Cultural adaptation is the process of an individual integrating into a new culture and feeling comfortable within the culture. A person in this position may encounter an array of emotions that are described in four different stages.
The different stages include the honeymoon, culture shock, recovery, and adjustment stages. Bicultural identity is an individual identifying with two different cultures while residing in; which can also be defined as biculturalism. Biculturalism is the presence of two different cultures in the same country or region. Biculturalism often represents the comfort and skill one possesses within their home culture and the culture of the country they have settled in. It is relevant to immigrants who have come from other countries, as well as the children of these immigrants. Although their children are born and raised in the adapted culture, they are significantly surrounded by their heritage culture at home with their families.

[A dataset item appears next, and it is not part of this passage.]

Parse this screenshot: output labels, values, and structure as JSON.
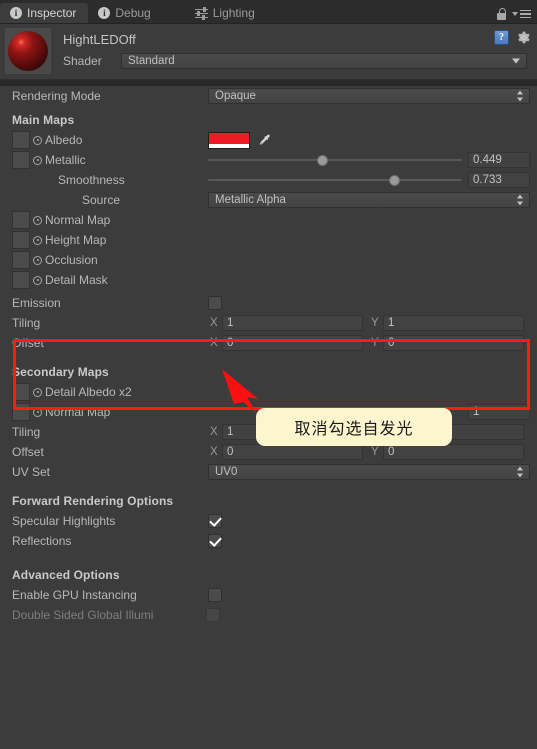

Biculturalism can also apply to individuals whom live in ethnic territories where their heritage culture is being maintained across generations (Hyun & Min-Sun, 2013).Influences of development of different modes of cultural adaptation When an immigrant migrates to a new country, or become part of a new culture there are ample surrounding resources available to help them adapt to their new-found culture. Although their family is not a reliable source of help especially if they are new to the culture as well, they can be a great support system considering they will be adapting to the culture as well. Family that is going through the migration with the individual will most likely influence the them to stick to their culture and move to a community that houses others of the same culture. If the individual chooses to live in a community in which the occupants are part of a different culture than their own, they can support them during the process of becoming aware of cultural beliefs, values, and norms. The community can also be a support system during the adaption process.

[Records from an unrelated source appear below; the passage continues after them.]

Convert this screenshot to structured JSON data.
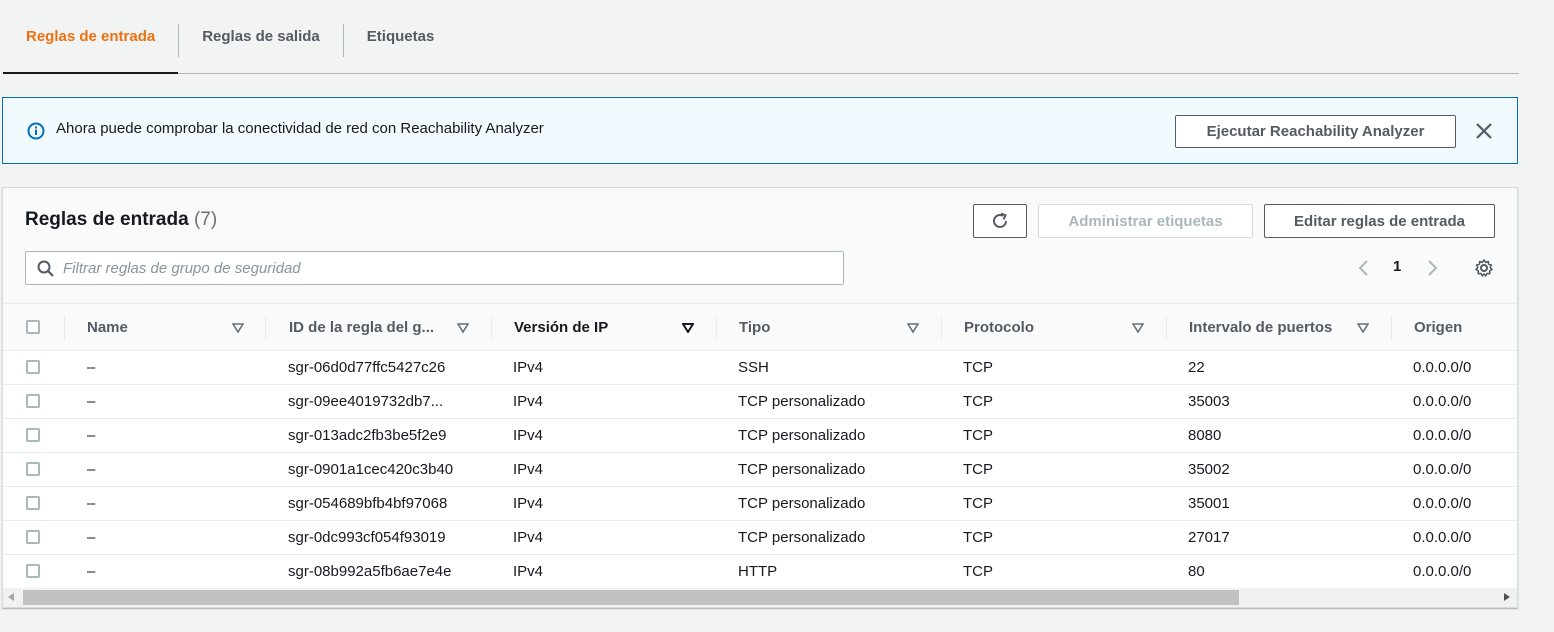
{
  "tabs": [
    {
      "label": "Reglas de entrada",
      "active": true
    },
    {
      "label": "Reglas de salida",
      "active": false
    },
    {
      "label": "Etiquetas",
      "active": false
    }
  ],
  "banner": {
    "text": "Ahora puede comprobar la conectividad de red con Reachability Analyzer",
    "button_label": "Ejecutar Reachability Analyzer"
  },
  "panel": {
    "title": "Reglas de entrada",
    "count": "(7)",
    "manage_tags_label": "Administrar etiquetas",
    "edit_rules_label": "Editar reglas de entrada",
    "search_placeholder": "Filtrar reglas de grupo de seguridad",
    "current_page": "1"
  },
  "table": {
    "columns": [
      "Name",
      "ID de la regla del g...",
      "Versión de IP",
      "Tipo",
      "Protocolo",
      "Intervalo de puertos",
      "Origen"
    ],
    "rows": [
      {
        "name": "–",
        "rule_id": "sgr-06d0d77ffc5427c26",
        "ip_version": "IPv4",
        "type": "SSH",
        "protocol": "TCP",
        "port_range": "22",
        "source": "0.0.0.0/0"
      },
      {
        "name": "–",
        "rule_id": "sgr-09ee4019732db7...",
        "ip_version": "IPv4",
        "type": "TCP personalizado",
        "protocol": "TCP",
        "port_range": "35003",
        "source": "0.0.0.0/0"
      },
      {
        "name": "–",
        "rule_id": "sgr-013adc2fb3be5f2e9",
        "ip_version": "IPv4",
        "type": "TCP personalizado",
        "protocol": "TCP",
        "port_range": "8080",
        "source": "0.0.0.0/0"
      },
      {
        "name": "–",
        "rule_id": "sgr-0901a1cec420c3b40",
        "ip_version": "IPv4",
        "type": "TCP personalizado",
        "protocol": "TCP",
        "port_range": "35002",
        "source": "0.0.0.0/0"
      },
      {
        "name": "–",
        "rule_id": "sgr-054689bfb4bf97068",
        "ip_version": "IPv4",
        "type": "TCP personalizado",
        "protocol": "TCP",
        "port_range": "35001",
        "source": "0.0.0.0/0"
      },
      {
        "name": "–",
        "rule_id": "sgr-0dc993cf054f93019",
        "ip_version": "IPv4",
        "type": "TCP personalizado",
        "protocol": "TCP",
        "port_range": "27017",
        "source": "0.0.0.0/0"
      },
      {
        "name": "–",
        "rule_id": "sgr-08b992a5fb6ae7e4e",
        "ip_version": "IPv4",
        "type": "HTTP",
        "protocol": "TCP",
        "port_range": "80",
        "source": "0.0.0.0/0"
      }
    ]
  },
  "colors": {
    "active_tab": "#ec7211",
    "info_blue": "#0073bb",
    "banner_bg": "#f1faff"
  }
}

Why are influences of cultural adaptation important to social work practice?Culturally competent social work practice is high recognized in the profession and it is “deep-rooted” in core social work practice principles. Culturally competent social work strives to work within a client’s cultural background to address the many risks and protective factors. Cultural competency is a social work ethical decree and it possesses the potential for increasing the effectiveness of interventions by integrating the clients’ unique cultural assets. Culturally competent social work incorporates culturally based values, norms, and diverse ways of knowing (Mao & Liu, 2016). Influences of cultural adaptation is also important in social work practice because it can help the professional refer the individual to different services and groups they can benefit from during their transition into a new culture.